EURUSD successfully continues its positive momentum; all eyes are now on the Fed and statistics.
The major currency pair recovered pretty much yesterday. The current quote for the instrument is 1.1041.
The local improvement in geopolitical tensions had an immediate impact on EURUSD – the demand for the “safe haven” USD dropped and the European currency managed to regain some positions.
Market players are currently discussing the upcoming meeting of the US Fed. There is an opinion that the regulator might refrain from cutting its balance during its March meeting. Most likely, the Fed’s comments will be rather neutral and say that it is still going to cut its balance but a bit later. When? We’ll know in the next several weeks. The regulator has now to consider geopolitical tensions and possible consequences in the global market. It’s impossible to make such assessments quickly, they require time.
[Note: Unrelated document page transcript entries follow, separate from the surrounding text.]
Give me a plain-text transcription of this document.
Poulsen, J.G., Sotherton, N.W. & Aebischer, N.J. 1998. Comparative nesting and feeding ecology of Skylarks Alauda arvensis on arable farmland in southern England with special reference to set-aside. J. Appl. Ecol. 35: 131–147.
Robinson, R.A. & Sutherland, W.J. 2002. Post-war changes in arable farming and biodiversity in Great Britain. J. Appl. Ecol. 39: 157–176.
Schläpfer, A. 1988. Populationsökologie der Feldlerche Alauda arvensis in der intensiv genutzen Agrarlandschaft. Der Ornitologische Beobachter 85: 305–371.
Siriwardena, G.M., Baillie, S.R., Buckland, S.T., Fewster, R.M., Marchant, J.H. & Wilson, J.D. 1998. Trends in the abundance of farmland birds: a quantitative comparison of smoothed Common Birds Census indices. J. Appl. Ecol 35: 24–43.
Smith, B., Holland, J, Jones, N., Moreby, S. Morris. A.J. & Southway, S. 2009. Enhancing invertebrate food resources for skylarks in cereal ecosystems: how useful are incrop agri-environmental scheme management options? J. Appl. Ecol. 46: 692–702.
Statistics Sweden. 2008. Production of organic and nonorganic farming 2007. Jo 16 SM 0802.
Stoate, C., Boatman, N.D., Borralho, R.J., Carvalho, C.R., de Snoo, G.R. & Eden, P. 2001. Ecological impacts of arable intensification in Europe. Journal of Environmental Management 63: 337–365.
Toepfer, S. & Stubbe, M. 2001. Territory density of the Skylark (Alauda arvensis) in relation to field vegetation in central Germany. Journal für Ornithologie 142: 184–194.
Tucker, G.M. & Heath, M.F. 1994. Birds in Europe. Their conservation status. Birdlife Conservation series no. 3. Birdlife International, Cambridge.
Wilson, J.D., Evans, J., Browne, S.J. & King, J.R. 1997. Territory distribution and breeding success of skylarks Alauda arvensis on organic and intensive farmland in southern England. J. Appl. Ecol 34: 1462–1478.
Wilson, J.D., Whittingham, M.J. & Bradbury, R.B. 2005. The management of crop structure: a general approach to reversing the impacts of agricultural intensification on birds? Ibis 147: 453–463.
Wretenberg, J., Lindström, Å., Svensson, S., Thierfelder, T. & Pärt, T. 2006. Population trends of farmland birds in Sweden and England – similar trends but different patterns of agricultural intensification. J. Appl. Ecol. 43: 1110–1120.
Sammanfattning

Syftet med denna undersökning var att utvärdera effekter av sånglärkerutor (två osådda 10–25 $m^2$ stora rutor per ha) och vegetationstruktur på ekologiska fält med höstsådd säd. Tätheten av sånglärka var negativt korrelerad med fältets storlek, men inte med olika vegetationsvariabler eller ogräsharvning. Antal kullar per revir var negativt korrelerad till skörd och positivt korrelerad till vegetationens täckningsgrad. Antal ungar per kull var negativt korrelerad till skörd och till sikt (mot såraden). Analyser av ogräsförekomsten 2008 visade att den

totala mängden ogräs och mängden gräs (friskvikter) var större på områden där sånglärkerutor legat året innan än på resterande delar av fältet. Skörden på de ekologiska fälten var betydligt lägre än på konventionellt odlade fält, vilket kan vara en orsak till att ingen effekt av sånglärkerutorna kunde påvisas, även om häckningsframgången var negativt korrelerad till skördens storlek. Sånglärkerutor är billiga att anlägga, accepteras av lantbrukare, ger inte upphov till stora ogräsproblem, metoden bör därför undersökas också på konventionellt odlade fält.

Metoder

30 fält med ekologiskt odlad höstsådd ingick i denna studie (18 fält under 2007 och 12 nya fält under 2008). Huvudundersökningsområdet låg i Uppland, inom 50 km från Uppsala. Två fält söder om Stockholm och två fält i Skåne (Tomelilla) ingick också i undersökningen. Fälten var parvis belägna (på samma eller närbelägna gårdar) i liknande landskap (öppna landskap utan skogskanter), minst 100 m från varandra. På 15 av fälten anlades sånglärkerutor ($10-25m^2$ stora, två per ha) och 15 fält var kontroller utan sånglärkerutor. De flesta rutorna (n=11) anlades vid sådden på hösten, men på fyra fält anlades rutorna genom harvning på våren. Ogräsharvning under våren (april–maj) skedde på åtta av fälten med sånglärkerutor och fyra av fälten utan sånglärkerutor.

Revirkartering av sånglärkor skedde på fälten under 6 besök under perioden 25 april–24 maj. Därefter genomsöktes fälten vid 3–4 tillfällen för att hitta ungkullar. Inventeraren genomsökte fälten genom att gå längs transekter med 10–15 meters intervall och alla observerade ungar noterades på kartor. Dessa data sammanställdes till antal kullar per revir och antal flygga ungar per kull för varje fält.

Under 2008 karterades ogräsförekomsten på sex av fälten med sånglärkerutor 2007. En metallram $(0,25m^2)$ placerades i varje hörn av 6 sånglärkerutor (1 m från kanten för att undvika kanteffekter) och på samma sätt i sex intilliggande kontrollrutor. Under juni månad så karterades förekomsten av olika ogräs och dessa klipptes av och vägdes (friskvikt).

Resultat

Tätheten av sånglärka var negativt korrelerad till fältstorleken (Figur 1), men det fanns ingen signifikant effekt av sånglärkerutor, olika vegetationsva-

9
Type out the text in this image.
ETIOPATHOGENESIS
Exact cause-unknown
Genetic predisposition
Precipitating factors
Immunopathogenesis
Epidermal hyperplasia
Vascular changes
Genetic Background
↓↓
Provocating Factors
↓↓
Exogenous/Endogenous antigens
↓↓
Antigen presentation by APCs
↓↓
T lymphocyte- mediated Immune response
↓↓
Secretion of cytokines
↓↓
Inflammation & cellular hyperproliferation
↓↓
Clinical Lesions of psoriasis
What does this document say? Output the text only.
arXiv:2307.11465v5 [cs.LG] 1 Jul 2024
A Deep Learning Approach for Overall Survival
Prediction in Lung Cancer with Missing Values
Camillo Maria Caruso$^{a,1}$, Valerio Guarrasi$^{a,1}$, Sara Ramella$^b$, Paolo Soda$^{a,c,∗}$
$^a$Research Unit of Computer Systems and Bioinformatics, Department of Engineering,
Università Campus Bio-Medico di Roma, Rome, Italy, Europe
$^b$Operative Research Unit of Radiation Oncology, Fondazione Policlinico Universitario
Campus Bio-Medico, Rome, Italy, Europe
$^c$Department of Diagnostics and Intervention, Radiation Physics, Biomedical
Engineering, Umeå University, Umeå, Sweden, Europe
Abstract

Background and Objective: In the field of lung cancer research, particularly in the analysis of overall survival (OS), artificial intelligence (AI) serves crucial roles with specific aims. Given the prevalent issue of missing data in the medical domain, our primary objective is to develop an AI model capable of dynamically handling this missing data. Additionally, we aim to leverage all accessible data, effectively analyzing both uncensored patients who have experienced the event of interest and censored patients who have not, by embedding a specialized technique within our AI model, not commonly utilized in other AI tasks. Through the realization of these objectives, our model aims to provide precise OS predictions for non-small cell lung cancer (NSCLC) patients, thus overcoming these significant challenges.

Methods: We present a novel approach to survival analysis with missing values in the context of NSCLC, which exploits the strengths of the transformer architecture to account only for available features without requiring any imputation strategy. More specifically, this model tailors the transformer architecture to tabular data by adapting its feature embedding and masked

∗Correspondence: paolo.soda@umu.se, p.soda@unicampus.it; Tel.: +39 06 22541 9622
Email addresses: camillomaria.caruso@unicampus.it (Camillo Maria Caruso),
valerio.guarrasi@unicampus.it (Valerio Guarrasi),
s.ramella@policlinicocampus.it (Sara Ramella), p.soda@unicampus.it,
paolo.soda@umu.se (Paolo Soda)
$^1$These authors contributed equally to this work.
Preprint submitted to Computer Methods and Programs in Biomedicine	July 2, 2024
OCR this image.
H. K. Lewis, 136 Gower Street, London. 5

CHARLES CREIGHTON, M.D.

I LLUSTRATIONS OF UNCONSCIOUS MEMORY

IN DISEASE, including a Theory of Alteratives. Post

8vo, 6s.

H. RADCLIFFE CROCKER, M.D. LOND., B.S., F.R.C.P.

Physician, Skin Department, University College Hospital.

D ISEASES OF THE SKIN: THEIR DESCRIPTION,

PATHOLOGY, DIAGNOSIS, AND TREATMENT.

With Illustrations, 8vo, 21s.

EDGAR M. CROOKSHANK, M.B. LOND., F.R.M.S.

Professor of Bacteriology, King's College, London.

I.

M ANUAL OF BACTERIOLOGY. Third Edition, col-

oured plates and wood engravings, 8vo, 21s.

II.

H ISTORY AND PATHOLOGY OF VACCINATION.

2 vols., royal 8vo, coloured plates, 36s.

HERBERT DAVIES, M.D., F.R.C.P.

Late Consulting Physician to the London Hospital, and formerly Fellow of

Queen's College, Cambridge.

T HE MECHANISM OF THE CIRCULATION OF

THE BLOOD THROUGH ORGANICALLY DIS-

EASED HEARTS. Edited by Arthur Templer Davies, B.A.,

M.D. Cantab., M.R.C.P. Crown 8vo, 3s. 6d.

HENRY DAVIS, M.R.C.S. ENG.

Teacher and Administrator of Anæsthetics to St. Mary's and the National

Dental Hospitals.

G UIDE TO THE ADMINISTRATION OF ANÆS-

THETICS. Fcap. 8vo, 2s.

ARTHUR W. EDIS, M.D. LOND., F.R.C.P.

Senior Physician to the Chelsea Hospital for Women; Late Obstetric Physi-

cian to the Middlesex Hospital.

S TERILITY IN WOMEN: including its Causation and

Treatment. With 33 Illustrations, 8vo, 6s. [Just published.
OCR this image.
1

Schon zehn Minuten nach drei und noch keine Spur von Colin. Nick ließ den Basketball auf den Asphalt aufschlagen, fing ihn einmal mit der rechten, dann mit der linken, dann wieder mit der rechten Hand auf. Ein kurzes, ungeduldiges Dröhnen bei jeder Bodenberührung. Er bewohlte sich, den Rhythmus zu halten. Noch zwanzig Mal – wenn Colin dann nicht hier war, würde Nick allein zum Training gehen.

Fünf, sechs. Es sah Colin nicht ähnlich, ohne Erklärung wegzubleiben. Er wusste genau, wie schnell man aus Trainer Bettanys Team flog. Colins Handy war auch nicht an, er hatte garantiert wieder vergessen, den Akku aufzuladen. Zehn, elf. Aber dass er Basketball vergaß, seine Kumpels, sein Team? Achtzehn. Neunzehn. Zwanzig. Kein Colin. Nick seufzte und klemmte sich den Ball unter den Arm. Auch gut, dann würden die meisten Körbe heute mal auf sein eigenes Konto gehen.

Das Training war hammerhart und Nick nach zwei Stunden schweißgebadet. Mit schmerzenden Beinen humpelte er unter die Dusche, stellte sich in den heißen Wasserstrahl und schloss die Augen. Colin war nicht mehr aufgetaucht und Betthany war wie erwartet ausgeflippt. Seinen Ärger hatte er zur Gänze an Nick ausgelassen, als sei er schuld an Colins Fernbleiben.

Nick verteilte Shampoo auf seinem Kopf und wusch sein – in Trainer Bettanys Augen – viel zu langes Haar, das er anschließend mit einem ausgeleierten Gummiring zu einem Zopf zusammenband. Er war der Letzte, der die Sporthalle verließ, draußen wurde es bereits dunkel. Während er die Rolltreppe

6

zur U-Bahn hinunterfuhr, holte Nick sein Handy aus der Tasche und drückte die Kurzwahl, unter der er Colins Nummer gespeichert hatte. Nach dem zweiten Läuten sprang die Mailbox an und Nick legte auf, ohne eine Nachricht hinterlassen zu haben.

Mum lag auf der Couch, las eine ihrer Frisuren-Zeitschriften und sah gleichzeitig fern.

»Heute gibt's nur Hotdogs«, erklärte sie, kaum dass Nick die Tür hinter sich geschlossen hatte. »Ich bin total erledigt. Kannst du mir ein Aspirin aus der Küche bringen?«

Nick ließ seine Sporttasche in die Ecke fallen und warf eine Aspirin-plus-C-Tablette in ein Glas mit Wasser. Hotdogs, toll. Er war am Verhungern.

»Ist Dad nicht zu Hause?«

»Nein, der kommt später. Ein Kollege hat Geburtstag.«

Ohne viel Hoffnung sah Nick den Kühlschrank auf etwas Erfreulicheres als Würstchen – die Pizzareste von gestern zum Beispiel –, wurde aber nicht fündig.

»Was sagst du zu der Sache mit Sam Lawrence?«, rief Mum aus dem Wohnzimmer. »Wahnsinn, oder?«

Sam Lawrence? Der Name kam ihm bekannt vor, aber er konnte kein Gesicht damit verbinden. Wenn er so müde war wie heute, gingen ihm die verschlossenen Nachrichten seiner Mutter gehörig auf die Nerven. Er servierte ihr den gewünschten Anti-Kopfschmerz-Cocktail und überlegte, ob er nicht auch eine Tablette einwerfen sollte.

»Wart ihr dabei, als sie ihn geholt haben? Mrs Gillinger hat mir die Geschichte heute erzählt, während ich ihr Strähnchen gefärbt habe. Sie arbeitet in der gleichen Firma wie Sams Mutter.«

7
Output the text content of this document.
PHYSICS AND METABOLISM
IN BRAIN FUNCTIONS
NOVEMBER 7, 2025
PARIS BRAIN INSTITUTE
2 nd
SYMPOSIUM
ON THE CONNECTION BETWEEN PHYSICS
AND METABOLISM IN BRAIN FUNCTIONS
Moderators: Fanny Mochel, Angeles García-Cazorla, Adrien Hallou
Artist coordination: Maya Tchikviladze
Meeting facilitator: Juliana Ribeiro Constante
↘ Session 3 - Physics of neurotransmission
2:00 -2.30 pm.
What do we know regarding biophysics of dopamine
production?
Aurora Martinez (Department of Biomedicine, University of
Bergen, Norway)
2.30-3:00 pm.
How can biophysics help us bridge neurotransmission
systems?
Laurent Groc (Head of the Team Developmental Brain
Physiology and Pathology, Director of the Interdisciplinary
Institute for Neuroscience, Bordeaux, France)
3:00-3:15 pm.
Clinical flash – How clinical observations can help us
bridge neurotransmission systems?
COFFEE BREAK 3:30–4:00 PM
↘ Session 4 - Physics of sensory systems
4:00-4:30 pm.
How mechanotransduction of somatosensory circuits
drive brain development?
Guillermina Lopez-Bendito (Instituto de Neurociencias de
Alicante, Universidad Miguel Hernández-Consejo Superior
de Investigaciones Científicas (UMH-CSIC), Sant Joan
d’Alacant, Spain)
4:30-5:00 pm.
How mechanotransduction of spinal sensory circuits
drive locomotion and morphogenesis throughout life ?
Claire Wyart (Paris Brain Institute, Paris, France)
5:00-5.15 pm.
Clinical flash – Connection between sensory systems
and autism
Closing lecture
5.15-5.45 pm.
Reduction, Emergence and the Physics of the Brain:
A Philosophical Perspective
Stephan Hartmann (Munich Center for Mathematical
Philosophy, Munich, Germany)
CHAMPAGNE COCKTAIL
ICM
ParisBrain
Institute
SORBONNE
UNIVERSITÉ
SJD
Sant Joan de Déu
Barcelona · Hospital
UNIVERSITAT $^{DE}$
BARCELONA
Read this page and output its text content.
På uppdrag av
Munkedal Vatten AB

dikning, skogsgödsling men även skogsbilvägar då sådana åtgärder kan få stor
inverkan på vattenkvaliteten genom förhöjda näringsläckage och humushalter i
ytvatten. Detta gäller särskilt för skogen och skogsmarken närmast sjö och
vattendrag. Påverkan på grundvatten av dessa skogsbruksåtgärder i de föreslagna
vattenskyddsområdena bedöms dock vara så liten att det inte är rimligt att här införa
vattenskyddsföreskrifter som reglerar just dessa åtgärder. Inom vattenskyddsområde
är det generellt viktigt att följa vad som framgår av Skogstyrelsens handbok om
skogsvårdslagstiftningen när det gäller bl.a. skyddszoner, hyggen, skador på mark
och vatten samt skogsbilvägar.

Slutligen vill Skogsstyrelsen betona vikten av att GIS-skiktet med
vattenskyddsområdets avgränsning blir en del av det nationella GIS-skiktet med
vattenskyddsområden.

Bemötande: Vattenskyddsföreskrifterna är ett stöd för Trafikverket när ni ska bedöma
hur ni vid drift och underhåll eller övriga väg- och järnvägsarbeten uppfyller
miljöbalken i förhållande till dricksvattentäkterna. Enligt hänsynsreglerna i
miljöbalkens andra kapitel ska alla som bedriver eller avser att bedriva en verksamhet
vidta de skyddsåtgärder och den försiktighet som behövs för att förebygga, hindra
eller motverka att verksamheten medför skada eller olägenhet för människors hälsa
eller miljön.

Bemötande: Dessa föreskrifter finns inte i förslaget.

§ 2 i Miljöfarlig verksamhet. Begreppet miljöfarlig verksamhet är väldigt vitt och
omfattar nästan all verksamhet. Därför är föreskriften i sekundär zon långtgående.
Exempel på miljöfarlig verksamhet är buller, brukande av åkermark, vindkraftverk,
The postponement of the Fed’s balance cut is good news for the US stock market.
However, the plan to cut the balance didn’t go anywhere – it might start after the rate hike.
The key aspect expected right now is a 25-point rate hike after the meeting on 15 and 16 March. There is a scenario that implies a 50-point hike but it’s quite unlikely.
Later today, investors should pay attention to the US data: the weekly Unemployment Claims report and The Consumer Price Index in February. The strong labour market report will support the “greenback”. On the other hand, market players have already got used to high inflation and aren’t expected to respond actively.